Her other big claim to fame was winning 2014 Olympic gold in Sochi, Russia, the first time halfpipe skiing was an Olympic sport. She also competed in the 2018 Olympics in Pyeongchang, South Korea, finishing sixth. U.S. teammate and close friend Brita Sigourney won Olympic bronze that year.

“Maddie has been a huge influence, not only to me, but to the entire sport of women’s halfpipe skiing,” Sigourney said in a U.S. Ski and Snowboard news release. “She led us to where we are now with her constant progression of technical tricks years ahead of the rest of the game. She was a fierce competitor and always fun to watch, even when she was beating me at every contest.”

Along with that first silver medal, Bowman said she covets her X Games gold from 2018. After winning four straight contests in Aspen, she settled for a mere third in 2017 and claimed she wasn’t skiing at a high level well into the 2017-18 competition season. Getting back to the top of the X Games podium in 2018 was a big deal for the Californian and will be a memory she carries fondly into retirement.

Bowman finished fifth at X Games Aspen 2019 in what looks to have been her final time dropping into the Buttermilk superpipe in a competition.

“It’s way more than I ever dreamed of. I’m super thankful for the time I’ve had in my career. It really is my favorite event and to be able to win it so many times was pretty awesome,” Bowman said. “It was not a light decision (to retire), but I know I made the right decision for myself.”

Among those who inspired Bowman was the late Sarah Burke, the Canadian who won X Games Aspen gold four times, including in 2011, the year Bowman first competed. Burke died a year later in a training accident in Utah.
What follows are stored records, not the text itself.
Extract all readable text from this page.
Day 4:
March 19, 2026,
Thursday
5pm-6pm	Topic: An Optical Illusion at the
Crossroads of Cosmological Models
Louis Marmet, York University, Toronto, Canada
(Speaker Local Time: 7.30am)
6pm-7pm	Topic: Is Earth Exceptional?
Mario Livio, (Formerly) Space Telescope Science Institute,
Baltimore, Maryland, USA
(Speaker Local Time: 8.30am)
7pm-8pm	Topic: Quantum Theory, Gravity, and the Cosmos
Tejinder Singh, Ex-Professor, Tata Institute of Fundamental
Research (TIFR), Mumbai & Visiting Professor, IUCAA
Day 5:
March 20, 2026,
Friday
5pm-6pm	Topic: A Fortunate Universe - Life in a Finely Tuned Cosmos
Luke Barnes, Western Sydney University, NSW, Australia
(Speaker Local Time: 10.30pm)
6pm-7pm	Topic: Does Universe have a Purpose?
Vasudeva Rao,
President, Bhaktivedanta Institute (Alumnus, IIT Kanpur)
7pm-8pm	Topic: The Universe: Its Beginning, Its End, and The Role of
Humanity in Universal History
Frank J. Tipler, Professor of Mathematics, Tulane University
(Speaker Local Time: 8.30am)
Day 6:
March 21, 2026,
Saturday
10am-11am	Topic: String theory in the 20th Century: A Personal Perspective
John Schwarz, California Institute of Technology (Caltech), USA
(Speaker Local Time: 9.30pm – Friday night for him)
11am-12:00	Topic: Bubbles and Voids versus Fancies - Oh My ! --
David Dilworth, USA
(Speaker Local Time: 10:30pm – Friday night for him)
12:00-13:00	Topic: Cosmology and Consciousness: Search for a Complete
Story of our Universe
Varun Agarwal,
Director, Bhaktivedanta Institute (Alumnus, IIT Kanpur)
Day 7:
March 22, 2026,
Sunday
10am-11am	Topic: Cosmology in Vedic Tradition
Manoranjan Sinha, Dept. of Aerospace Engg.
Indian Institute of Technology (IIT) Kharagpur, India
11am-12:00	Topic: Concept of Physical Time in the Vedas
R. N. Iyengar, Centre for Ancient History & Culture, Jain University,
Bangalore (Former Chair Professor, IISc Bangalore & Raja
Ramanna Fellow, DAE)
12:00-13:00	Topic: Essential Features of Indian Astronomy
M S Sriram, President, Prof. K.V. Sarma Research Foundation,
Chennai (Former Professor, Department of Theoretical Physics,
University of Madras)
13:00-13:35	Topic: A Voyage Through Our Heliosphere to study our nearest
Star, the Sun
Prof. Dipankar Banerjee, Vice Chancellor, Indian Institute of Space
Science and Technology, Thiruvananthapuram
One reason Bowman is willing to step away from the sport is she feels women’s halfpipe skiing is in good hands. Young stars like Canada’s Rachael Karker, China’s Kexin Zhang and Estonian superstar Kelly Sildaru have her excited for its future.

“I definitely trust those girls to take care of it and I’m excited to watch young girls like Kelly take that challenge on,” Bowman said. “When I think about Kelly, in a lot of ways I think about Sarah and I think about how humble Sarah was and how humble Kelly is and that just makes me happy for the future of halfpipe skiing.”

As for Bowman’s future, she isn’t going to stop skiing. She’s become close with Hazel Birnbaum, a professional big mountain skier, and wants to endeavor more into that sort of terrain. Bowman has long loved the mountains of Chamonix, France, which is notorious for its big mountain backcountry, and plans to spend the remainder of this winter exploring what it has to offer.

Her and Sigourney would spend a week there most winters. Now, Bowman hopes to make it more of a second home, at least for the next few months.

“I told myself someday I would live there and I think this is my moment to do that,” Bowman said. “I just have learned so much from (Birnbaum) about skiing in the bigger mountain aspect and in the backcountry and I’m really excited to continue to explore that. I thought what other place besides Chamonix?”

Bowman also is working on finishing a degree in biology from Sierra Nevada College, with intentions of one day becoming a high school science teacher.

While she won’t make it to X Games Aspen 2020, despite Sigourney competing, she plans to return in the future as a spectator.

“It’s going to be hard not being there and Aspen is such a wonderful place to have it,” Bowman said. “I did want to make the announcement before X Games. That was really important for me. X Games was everything.”